3. Let the free cash flow!
Now here's the best part: Reviewing Stericycle's Q4 report last month, I pointed out that despite the downturn in official GAAP profits, Stericycle shone on the subject of free cash flow. Cash profits at the medical waste recycler increased nearly 50% year over year in 2016, and came in at almost twice the level of reported accounting profits.

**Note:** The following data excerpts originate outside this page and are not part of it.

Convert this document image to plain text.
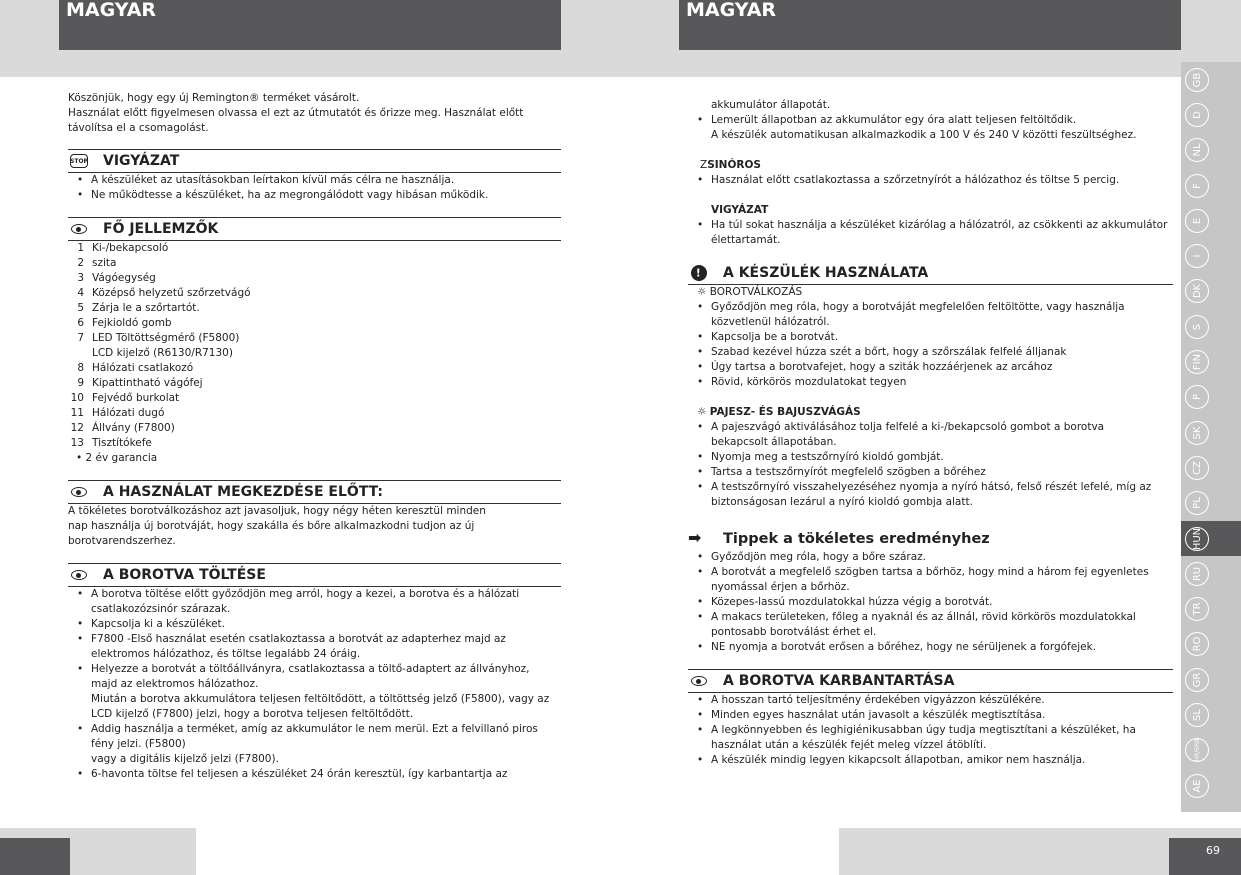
MAGYAR	MAGYAR

Köszönjük, hogy egy új Remington® terméket vásárolt.

Használat előtt figyelmesen olvassa el ezt az útmutatót és őrizze meg. Használat előtt

távolítsa el a csomagolást.

STOP VIGYÁZAT
• A készüléket az utasításokban leírtakon kívül más célra ne használja.
• Ne működtesse a készüléket, ha az megrongálódott vagy hibásan működik.
FŐ JELLEMZŐK
1 Ki-/bekapcsoló
2 szita
3 Vágóegység
4 Középső helyzetű szőrzetvágó
5 Zárja le a szőrtartót.
6 Fejkioldó gomb
7 LED Töltöttségmérő (F5800)
LCD kijelző (R6130/R7130)
8 Hálózati csatlakozó
9 Kipattintható vágófej
10 Fejvédő burkolat
11 Hálózati dugó
12 Állvány (F7800)
13 Tisztítókefe

• 2 év garancia

A HASZNÁLAT MEGKEZDÉSE ELŐTT:

A tökéletes borotválkozáshoz azt javasoljuk, hogy négy héten keresztül minden

nap használja új borotváját, hogy szakálla és bőre alkalmazkodni tudjon az új

borotvarendszerhez.

A BOROTVA TÖLTÉSE
• A borotva töltése előtt győződjön meg arról, hogy a kezei, a borotva és a hálózati
csatlakozózsinór szárazak.
• Kapcsolja ki a készüléket.
• F7800 -Első használat esetén csatlakoztassa a borotvát az adapterhez majd az
elektromos hálózathoz, és töltse legalább 24 óráig.
• Helyezze a borotvát a töltőállványra, csatlakoztassa a töltő-adaptert az állványhoz,
majd az elektromos hálózathoz.
Miután a borotva akkumulátora teljesen feltöltődött, a töltöttség jelző (F5800), vagy az
LCD kijelző (F7800) jelzi, hogy a borotva teljesen feltöltődött.
• Addig használja a terméket, amíg az akkumulátor le nem merül. Ezt a felvillanó piros
fény jelzi. (F5800)
vagy a digitális kijelző jelzi (F7800).
• 6-havonta töltse fel teljesen a készüléket 24 órán keresztül, így karbantartja az

akkumulátor állapotát.

• Lemerült állapotban az akkumulátor egy óra alatt teljesen feltöltődik.
A készülék automatikusan alkalmazkodik a 100 V és 240 V közötti feszültséghez.

ZSINÓROS

• Használat előtt csatlakoztassa a szőrzetnyírót a hálózathoz és töltse 5 percig.

VIGYÁZAT

• Ha túl sokat használja a készüléket kizárólag a hálózatról, az csökkenti az akkumulátor
élettartamát.
! A KÉSZÜLÉK HASZNÁLATA

☼ BOROTVÁLKOZÁS

• Győződjön meg róla, hogy a borotváját megfelelően feltöltötte, vagy használja
közvetlenül hálózatról.
• Kapcsolja be a borotvát.
• Szabad kezével húzza szét a bőrt, hogy a szőrszálak felfelé álljanak
• Úgy tartsa a borotvafejet, hogy a sziták hozzáérjenek az arcához
• Rövid, körkörös mozdulatokat tegyen

☼ PAJESZ- ÉS BAJUSZVÁGÁS

• A pajeszvágó aktiválásához tolja felfelé a ki-/bekapcsoló gombot a borotva
bekapcsolt állapotában.
• Nyomja meg a testszőrnyíró kioldó gombját.
• Tartsa a testszőrnyírót megfelelő szögben a bőréhez
• A testszőrnyíró visszahelyezéséhez nyomja a nyíró hátsó, felső részét lefelé, míg az
biztonságosan lezárul a nyíró kioldó gombja alatt.
➡ Tippek a tökéletes eredményhez
• Győződjön meg róla, hogy a bőre száraz.
• A borotvát a megfelelő szögben tartsa a bőrhöz, hogy mind a három fej egyenletes
nyomással érjen a bőrhöz.
• Közepes-lassú mozdulatokkal húzza végig a borotvát.
• A makacs területeken, főleg a nyaknál és az állnál, rövid körkörös mozdulatokkal
pontosabb borotválást érhet el.
• NE nyomja a borotvát erősen a bőréhez, hogy ne sérüljenek a forgófejek.
A BOROTVA KARBANTARTÁSA
• A hosszan tartó teljesítmény érdekében vigyázzon készülékére.
• Minden egyes használat után javasolt a készülék megtisztítása.
• A legkönnyebben és leghigiénikusabban úgy tudja megtisztítani a készüléket, ha
használat után a készülék fejét meleg vízzel átöblíti.
• A készülék mindig legyen kikapcsolt állapotban, amikor nem használja.
GB
D
NL
F
E
I
DK
S
FIN
P
SK
CZ
PL
HUN
RU
TR
RO
GR
SL
HR/SRB
AE
69
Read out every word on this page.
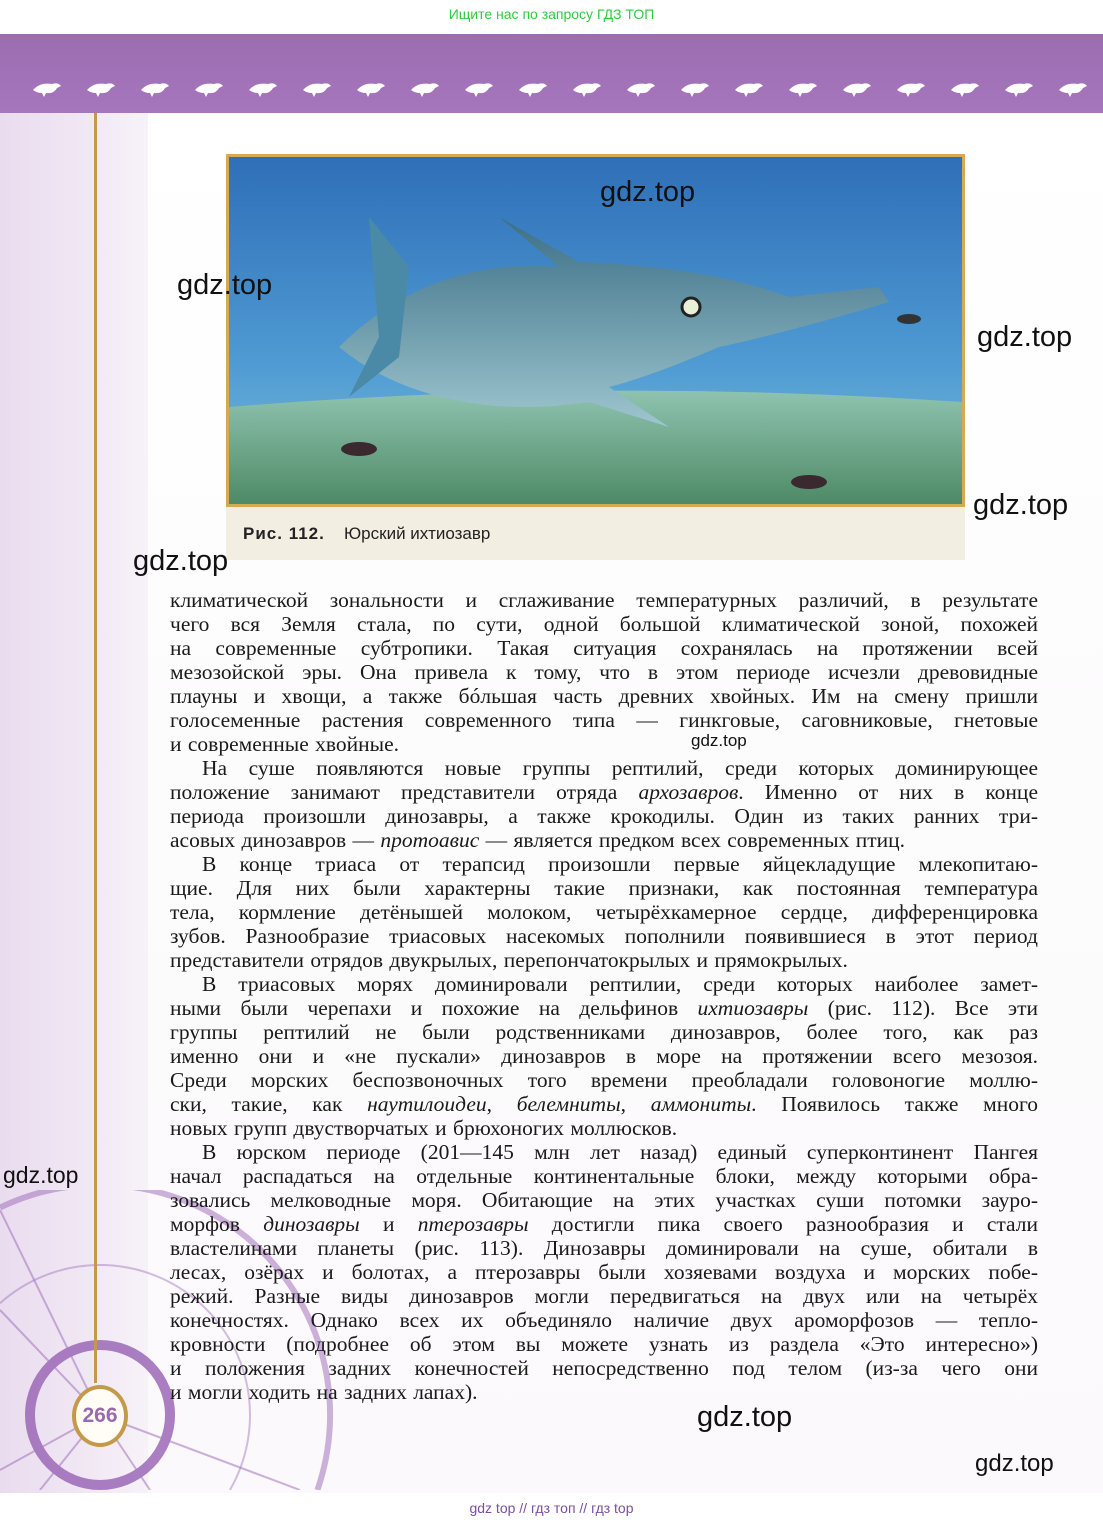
Ищите нас по запросу ГДЗ ТОП
Рис. 112. Юрский ихтиозавр
климатической зональности и сглаживание температурных различий, в результате
чего вся Земля стала, по сути, одной большой климатической зоной, похожей
на современные субтропики. Такая ситуация сохранялась на протяжении всей
мезозойской эры. Она привела к тому, что в этом периоде исчезли древовидные
плауны и хвощи, а также бóльшая часть древних хвойных. Им на смену пришли
голосеменные растения современного типа — гинкговые, саговниковые, гнетовые
и современные хвойные.
На суше появляются новые группы рептилий, среди которых доминирующее
положение занимают представители отряда архозавров. Именно от них в конце
периода произошли динозавры, а также крокодилы. Один из таких ранних три-
асовых динозавров — протоавис — является предком всех современных птиц.
В конце триаса от терапсид произошли первые яйцекладущие млекопитаю-
щие. Для них были характерны такие признаки, как постоянная температура
тела, кормление детёнышей молоком, четырёхкамерное сердце, дифференцировка
зубов. Разнообразие триасовых насекомых пополнили появившиеся в этот период
представители отрядов двукрылых, перепончатокрылых и прямокрылых.
В триасовых морях доминировали рептилии, среди которых наиболее замет-
ными были черепахи и похожие на дельфинов ихтиозавры (рис. 112). Все эти
группы рептилий не были родственниками динозавров, более того, как раз
именно они и «не пускали» динозавров в море на протяжении всего мезозоя.
Среди морских беспозвоночных того времени преобладали головоногие моллю-
ски, такие, как наутилоидеи, белемниты, аммониты. Появилось также много
новых групп двустворчатых и брюхоногих моллюсков.
В юрском периоде (201—145 млн лет назад) единый суперконтинент Пангея
начал распадаться на отдельные континентальные блоки, между которыми обра-
зовались мелководные моря. Обитающие на этих участках суши потомки зауро-
морфов динозавры и птерозавры достигли пика своего разнообразия и стали
властелинами планеты (рис. 113). Динозавры доминировали на суше, обитали в
лесах, озёрах и болотах, а птерозавры были хозяевами воздуха и морских побе-
режий. Разные виды динозавров могли передвигаться на двух или на четырёх
конечностях. Однако всех их объединяло наличие двух ароморфозов — тепло-
кровности (подробнее об этом вы можете узнать из раздела «Это интересно»)
и положения задних конечностей непосредственно под телом (из-за чего они
и могли ходить на задних лапах).
gdz.top
gdz.top
gdz.top
gdz.top
gdz.top
gdz.top
gdz.top
gdz.top
gdz.top
266
gdz top // гдз топ // гдз top
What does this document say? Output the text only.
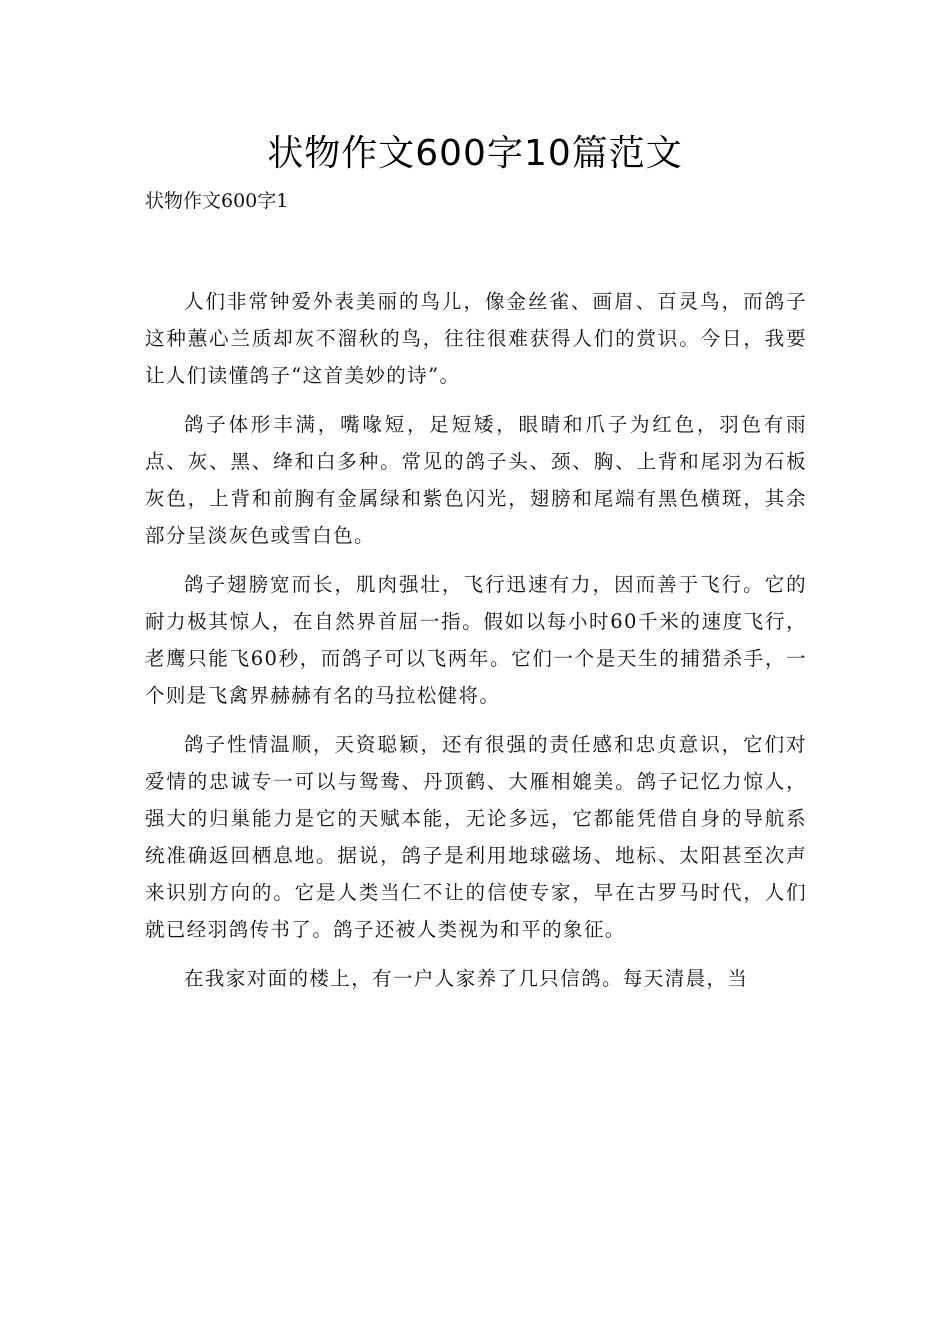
状物作文600字10篇范文
状物作文600字1

人们非常钟爱外表美丽的鸟儿，像金丝雀、画眉、百灵鸟，而鸽子这种蕙心兰质却灰不溜秋的鸟，往往很难获得人们的赏识。今日，我要让人们读懂鸽子“这首美妙的诗”。

鸽子体形丰满，嘴喙短，足短矮，眼睛和爪子为红色，羽色有雨点、灰、黑、绛和白多种。常见的鸽子头、颈、胸、上背和尾羽为石板灰色，上背和前胸有金属绿和紫色闪光，翅膀和尾端有黑色横斑，其余部分呈淡灰色或雪白色。

鸽子翅膀宽而长，肌肉强壮，飞行迅速有力，因而善于飞行。它的耐力极其惊人，在自然界首屈一指。假如以每小时60千米的速度飞行，老鹰只能飞60秒，而鸽子可以飞两年。它们一个是天生的捕猎杀手，一个则是飞禽界赫赫有名的马拉松健将。

鸽子性情温顺，天资聪颖，还有很强的责任感和忠贞意识，它们对爱情的忠诚专一可以与鸳鸯、丹顶鹤、大雁相媲美。鸽子记忆力惊人，强大的归巢能力是它的天赋本能，无论多远，它都能凭借自身的导航系统准确返回栖息地。据说，鸽子是利用地球磁场、地标、太阳甚至次声来识别方向的。它是人类当仁不让的信使专家，早在古罗马时代，人们就已经羽鸽传书了。鸽子还被人类视为和平的象征。

在我家对面的楼上，有一户人家养了几只信鸽。每天清晨，当
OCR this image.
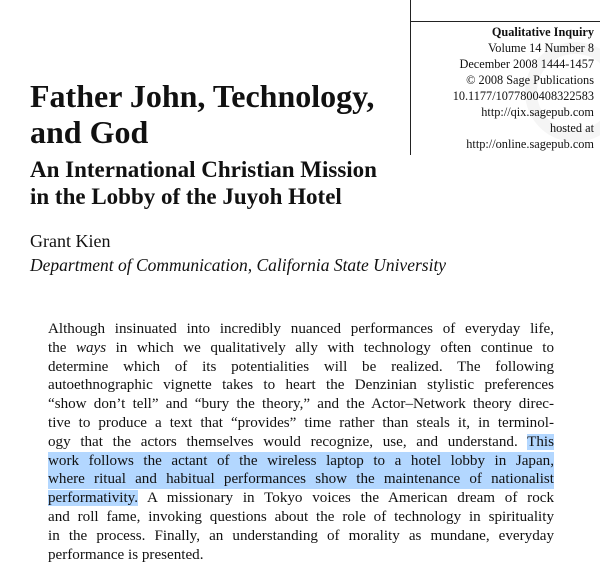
Qualitative Inquiry
Volume 14 Number 8
December 2008 1444-1457
© 2008 Sage Publications
10.1177/1077800408322583
http://qix.sagepub.com
hosted at
http://online.sagepub.com
Father John, Technology,
and God
An International Christian Mission
in the Lobby of the Juyoh Hotel
Grant Kien
Department of Communication, California State University
Although insinuated into incredibly nuanced performances of everyday life,
the ways in which we qualitatively ally with technology often continue to
determine which of its potentialities will be realized. The following
autoethnographic vignette takes to heart the Denzinian stylistic preferences
“show don’t tell” and “bury the theory,” and the Actor–Network theory direc-
tive to produce a text that “provides” time rather than steals it, in terminol-
ogy that the actors themselves would recognize, use, and understand. This
work follows the actant of the wireless laptop to a hotel lobby in Japan,
where ritual and habitual performances show the maintenance of nationalist
performativity. A missionary in Tokyo voices the American dream of rock
and roll fame, invoking questions about the role of technology in spirituality
in the process. Finally, an understanding of morality as mundane, everyday
performance is presented.
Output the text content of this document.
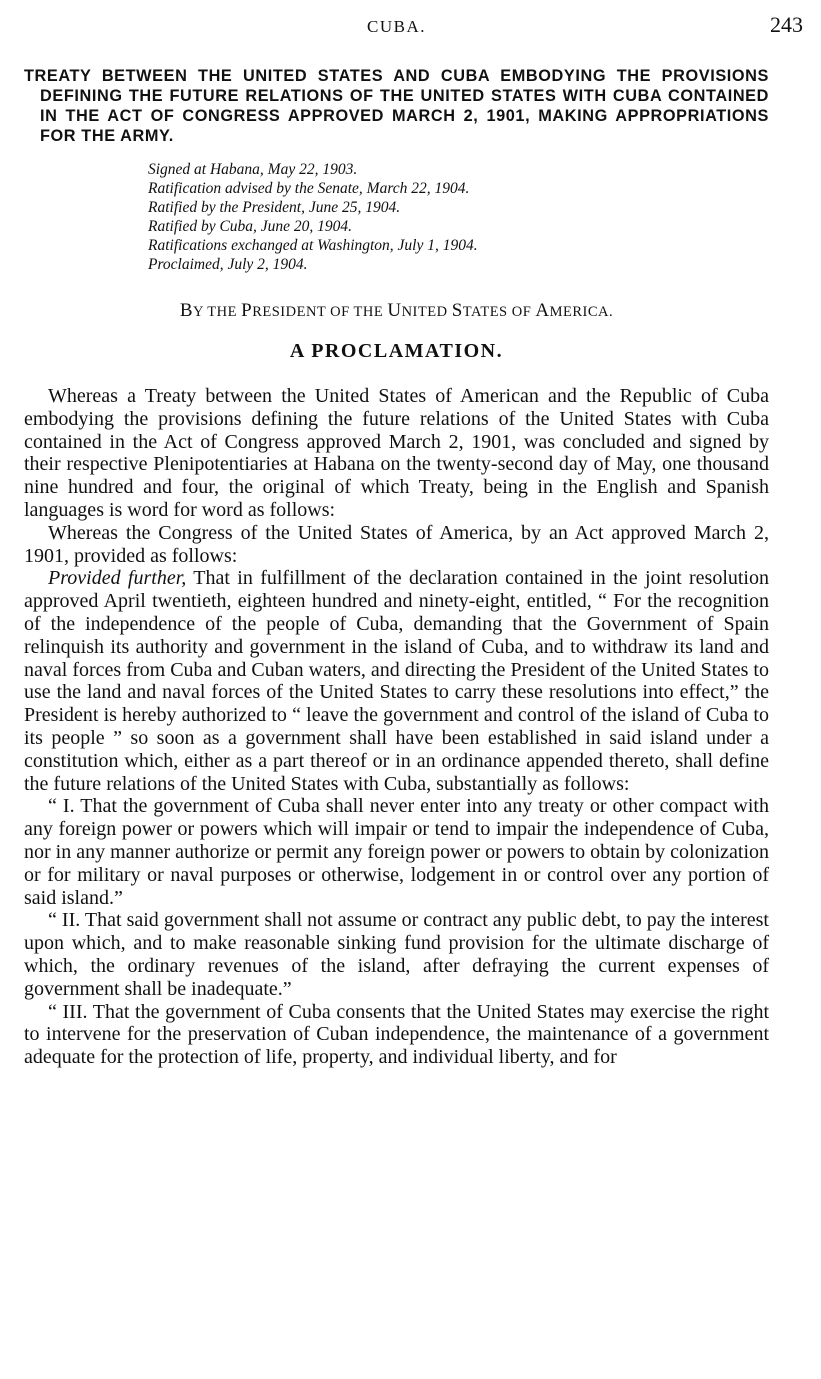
CUBA.	243
TREATY BETWEEN THE UNITED STATES AND CUBA EMBODYING THE PROVISIONS DEFINING THE FUTURE RELATIONS OF THE UNITED STATES WITH CUBA CONTAINED IN THE ACT OF CONGRESS APPROVED MARCH 2, 1901, MAKING APPROPRIATIONS FOR THE ARMY.
Signed at Habana, May 22, 1903.
Ratification advised by the Senate, March 22, 1904.
Ratified by the President, June 25, 1904.
Ratified by Cuba, June 20, 1904.
Ratifications exchanged at Washington, July 1, 1904.
Proclaimed, July 2, 1904.
BY THE PRESIDENT OF THE UNITED STATES OF AMERICA.
A PROCLAMATION.

Whereas a Treaty between the United States of American and the Republic of Cuba embodying the provisions defining the future relations of the United States with Cuba contained in the Act of Congress approved March 2, 1901, was concluded and signed by their respective Plenipotentiaries at Habana on the twenty-second day of May, one thousand nine hundred and four, the original of which Treaty, being in the English and Spanish languages is word for word as follows:

Whereas the Congress of the United States of America, by an Act approved March 2, 1901, provided as follows:

Provided further, That in fulfillment of the declaration contained in the joint resolution approved April twentieth, eighteen hundred and ninety-eight, entitled, “ For the recognition of the independence of the people of Cuba, demanding that the Government of Spain relinquish its authority and government in the island of Cuba, and to withdraw its land and naval forces from Cuba and Cuban waters, and directing the President of the United States to use the land and naval forces of the United States to carry these resolutions into effect,” the President is hereby authorized to “ leave the government and control of the island of Cuba to its people ” so soon as a government shall have been established in said island under a constitution which, either as a part thereof or in an ordinance appended thereto, shall define the future relations of the United States with Cuba, substantially as follows:

“ I. That the government of Cuba shall never enter into any treaty or other compact with any foreign power or powers which will impair or tend to impair the independence of Cuba, nor in any manner authorize or permit any foreign power or powers to obtain by colonization or for military or naval purposes or otherwise, lodgement in or control over any portion of said island.”

“ II. That said government shall not assume or contract any public debt, to pay the interest upon which, and to make reasonable sinking fund provision for the ultimate discharge of which, the ordinary revenues of the island, after defraying the current expenses of government shall be inadequate.”

“ III. That the government of Cuba consents that the United States may exercise the right to intervene for the preservation of Cuban independence, the maintenance of a government adequate for the protection of life, property, and individual liberty, and for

That was a pretty surprising number. Goldman Sachs now believes it may have overestimated the "acuteness" of the pricing pressures facing Stericycle. If the situation isn't as dire as once believed, the analyst says it may have to build in "higher long-term FCF assumptions" for the stock.
Bonus thing: Valuing Stericycle stock
But those had better be significantly higher assumptions, if Stericycle stock is to win an actual buy rating, and not just an upgrade to neutral. Here's why:
The $411 million in positive free cash flow that Stericycle generated last year gives the stock a debt-adjusted market cap (enterprise value) of 24 times cash profits. That wouldn't be an unreasonable valuation if one were to believe Stericycle capable of repeating its 2016 feat, and growing free cash flow 49% in future years as well.
In fact, though, most analysts are forecasting no more than 10% annualized profits growth for the company -- and remember, Goldman says its own assumptions are for earnings 2% below consensus estimates.
With no dividend to recommend it, and an enterprise value-to-free cash flow-to growth ratio that still sits well north of 2.0, Stericycle shares continue to look expensive to me. Accordingly, I agree with Goldman on this one: While the free cash flow rebound last quarter might justify a ratings reprieve, it isn't yet good enough to make Stericycle stock a buy.